Do you melt for the beauty of some Venus?
Have you flung your heart into the well of Babylon?’
He said, ‘It is the hour of the East’s arising;
the East has a new sun shining in its breast.
Rubies come forth from the stones of the road,
its Josephs are issuing out of the well.
I have seen a resurrection happening in its bloom,
I have seen its mountains trembling and quaking;
it is packing up to quit the station of Azar
at last to forswear forever idolatry.
Happy is the people whose soul has fluttered,
that has created itself anew out of its own clay.
For the Throne – angels that hour is the dawn of festival
when the eyes of a nation at last awake!’
The Indian sage was silent for a little while;
then he looked at me again, somewhat impatiently.
He asked, ‘Death of the reason?’ I said, Giving tip thought.’

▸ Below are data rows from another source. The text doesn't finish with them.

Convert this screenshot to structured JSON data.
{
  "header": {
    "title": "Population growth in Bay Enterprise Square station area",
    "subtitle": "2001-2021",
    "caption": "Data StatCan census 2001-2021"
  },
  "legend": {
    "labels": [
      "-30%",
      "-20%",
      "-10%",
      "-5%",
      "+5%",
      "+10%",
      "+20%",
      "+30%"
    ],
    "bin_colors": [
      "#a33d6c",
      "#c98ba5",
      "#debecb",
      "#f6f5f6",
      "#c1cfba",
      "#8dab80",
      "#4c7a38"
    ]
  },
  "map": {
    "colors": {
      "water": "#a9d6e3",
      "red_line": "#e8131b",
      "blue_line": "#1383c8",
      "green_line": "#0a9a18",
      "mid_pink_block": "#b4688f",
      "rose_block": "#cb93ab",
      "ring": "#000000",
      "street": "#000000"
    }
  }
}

He asked, ‘Death of the heart?’ I said, ‘Giving up remembrance.’
He asked, ‘The body?’ I said, ‘Born of the dust of the road.’
He asked, ‘The Soul?’ I said ‘The symbol of One God.’
He asked, ‘And Man?’ I said, ‘One of God’s secrets.’
He asked, ‘The world?’ I said, ‘Itself stands face to face.’
He asked, ‘This science and art?’ I said, ‘Mere husk.’
‘He asked, ‘What is the proof?’ I said, ‘The face of the Beloved.’
He asked, ‘The commons’ religion?’ I said, ‘Just hearsay.’
He asked, ‘The gnostics’ religion?’ I said, ‘True seeing.’
My words brought much pleasure to his soul,
and he disclosed to me delightful subtleties.